You could use a non-comparison sort, such as a radix sort, on the list of numbers L, then find the k closest neighbors by considering windows of k elements and examining the window endpoints. Another way of stating "find the window" is find i that minimizes abs(L[(n-k)/2+i] - L[n/2]) + abs(L[(n+k)/2+i] - L[n/2]) (if k is odd) or abs(L[(n-k)/2+i] - L[n/2]) + abs(L[(n+k)/2+i+1] - L[n/2]) (if k is even). Combining the cases, abs(L[(n-k)/2+i] - L[n/2]) + abs(L[(n+k)/2+i+!(k&1)] - L[n/2]). A simple, O(k) way of finding the minimum is to start with i=0, then slide to the left or right, but you should be able to find the minimum in O(log(k)).
The expression you minimize comes from transforming L into another list, M, by taking the difference of each element from the median.
m=L[n/2]
M=abs(L-m)
i minimizes M[n/2-k/2+i] + M[n/2+k/2+i].
You already know how to find the median in O(n)
if the order does not matter, selection of k smallest can be done in O(n)
apply for k smallest to the rhs of the median and k largest to the lhs of the median
from wikipedia
function findFirstK(list, left, right, k)
if right > left
select pivotIndex between left and right
pivotNewIndex := partition(list, left, right, pivotIndex)
if pivotNewIndex > k // new condition
findFirstK(list, left, pivotNewIndex-1, k)
if pivotNewIndex < k
findFirstK(list, pivotNewIndex+1, right, k)
don't forget the special case where k==n return the original list
Actually, the answer is pretty simple. All we need to do is to select k elements with the smallest absolute differences from the median moving from m-1 to 0 and m+1 to n-1 when the median is at index m. We select the elements using the same idea we use in merging 2 sorted arrays.
If you know the index of the median, which should just be ceil(array.length/2) maybe, then it just should be a process of listing out n(x-k), n(x-k+1), ... , n(x), n(x+1), n(x+2), ... n(x+k)
where n is the array, x is the index of the median, and k is the number of neighbours you need.(maybe k/2, if you want total k, not k each side)
First select the median in O(n) time, using a standard algorithm of that complexity.
Then run through the list again, selecting the elements that are nearest to the median (by storing the best known candidates and comparing new values against these candidates, just like one would search for a maximum element).
In each step of this additional run through the list O(k) steps are needed, and since k is constant this is O(1). So the total for time needed for the additional run is O(n), as is the total runtime of the full algorithm.
Since all the elements are distinct, there can be atmost 2 elements with the same difference from the mean. I think it is easier for me to have 2 arrays A[k] and B[k] the index representing the absolute value of the difference from the mean. Now the task is to just fill up the arrays and choose k elements by reading the first k non empty values of the arrays reading A[i] and B[i] before A[i+1] and B[i+1]. This can be done in O(n) time.
All the answers suggesting to subtract the median from the array would produce incorrect results.
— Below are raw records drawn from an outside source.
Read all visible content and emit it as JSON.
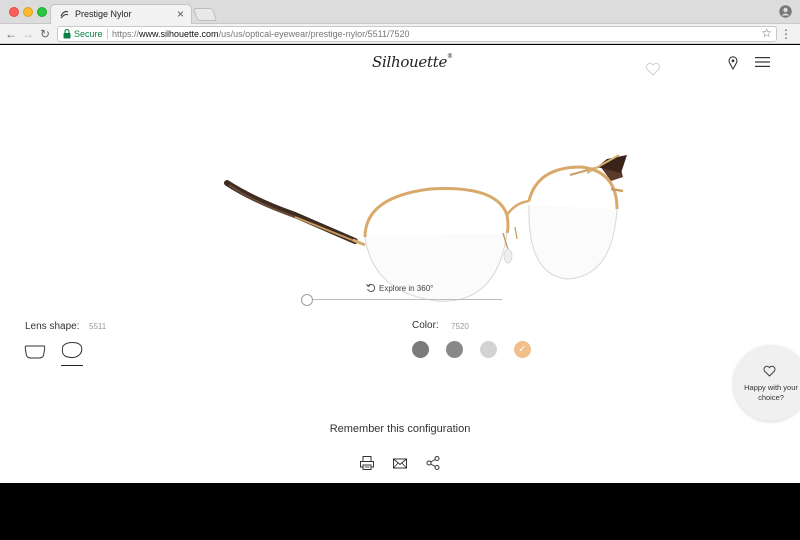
{
  "browser": {
    "tab_title": "Prestige Nylor",
    "tab_close": "×",
    "secure_label": "Secure",
    "url_scheme": "https://",
    "url_host": "www.silhouette.com",
    "url_path": "/us/us/optical-eyewear/prestige-nylor/5511/7520",
    "back": "←",
    "forward": "→",
    "reload": "↻",
    "star": "☆",
    "menu": "⋮"
  },
  "header": {
    "logo_text": "Silhouette",
    "logo_mark": "®"
  },
  "viewer": {
    "explore_label": "Explore in 360°",
    "rotation_position": 0
  },
  "lens_shape": {
    "label": "Lens shape:",
    "code": "5511",
    "options": [
      {
        "name": "rectangular",
        "selected": false
      },
      {
        "name": "round",
        "selected": true
      }
    ]
  },
  "color": {
    "label": "Color:",
    "code": "7520",
    "swatches": [
      {
        "color": "#7b7b7b",
        "selected": false
      },
      {
        "color": "#888888",
        "selected": false
      },
      {
        "color": "#d3d3d3",
        "selected": false
      },
      {
        "color": "#f2bf8a",
        "selected": true
      }
    ]
  },
  "happy": {
    "line1": "Happy with your",
    "line2": "choice?"
  },
  "remember": {
    "label": "Remember this configuration"
  },
  "icons": {
    "print": "printer-icon",
    "email": "envelope-icon",
    "share": "share-icon",
    "store": "location-pin-icon",
    "wishlist": "heart-icon"
  },
  "colors": {
    "accent_gold": "#d9a96b",
    "secure_green": "#0b8043"
  }
}
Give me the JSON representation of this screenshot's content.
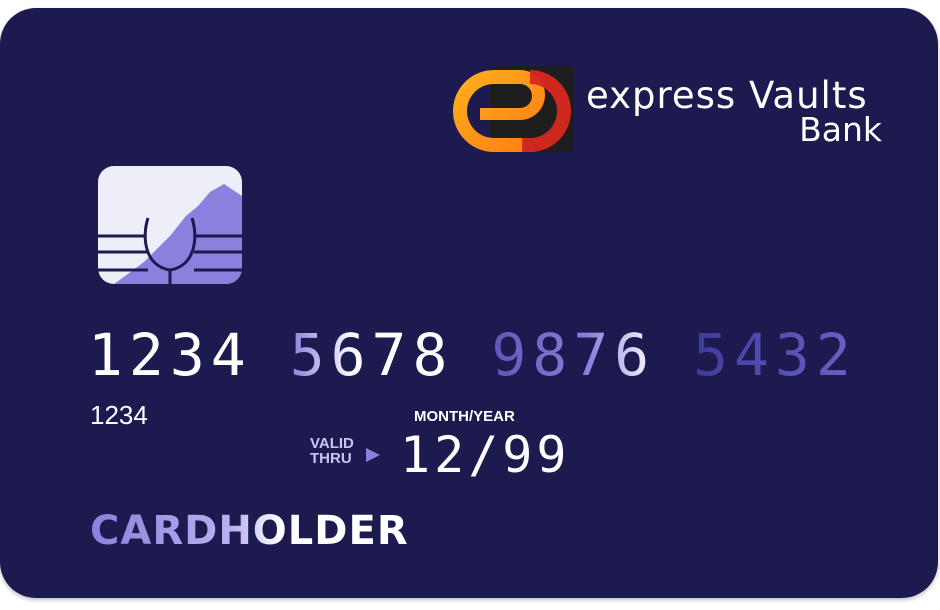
{
  "card": {
    "brand_line1": "express Vaults",
    "brand_line2": "Bank",
    "number_groups": [
      "1234",
      "5678",
      "9876",
      "5432"
    ],
    "sub_number": "1234",
    "month_year_label": "MONTH/YEAR",
    "valid_thru_label_line1": "VALID",
    "valid_thru_label_line2": "THRU",
    "expiry": "12/99",
    "cardholder": "CARDHOLDER"
  },
  "icons": {
    "logo": "bank-logo-icon",
    "chip": "chip-icon",
    "arrow": "arrow-right-icon"
  },
  "colors": {
    "card_background": "#1c1a4f",
    "accent_orange": "#ff9c1a",
    "accent_purple": "#8a80dd"
  }
}
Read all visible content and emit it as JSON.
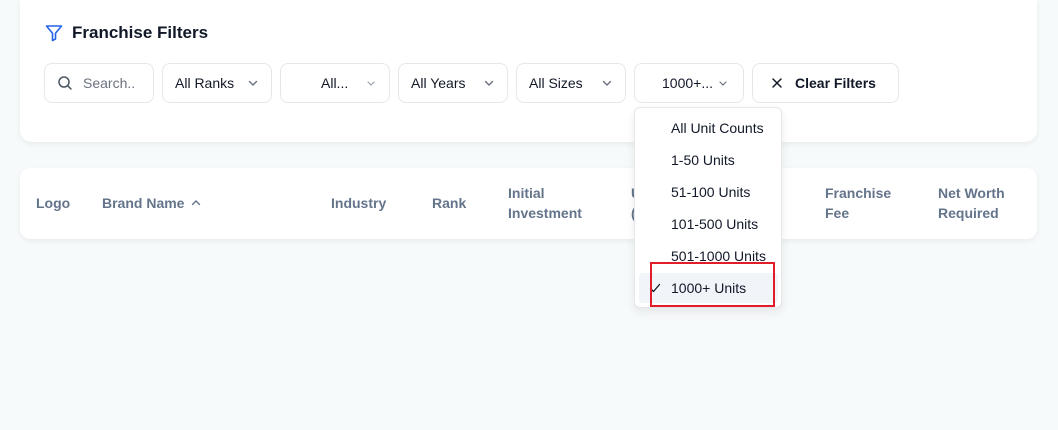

This method will find the elements closest in value, not closest in position.
For example, if the array is 1,2,3,4,5,10,20,30,40. For k=2, the value returned would be (3,4); which is incorrect. The correct output should be (4,10) as they are the nearest neighbor.
The correct way to find the result would be using the selection algorithm to find upper and lower bound elements. Then by direct comparison find the remaining elements from the list.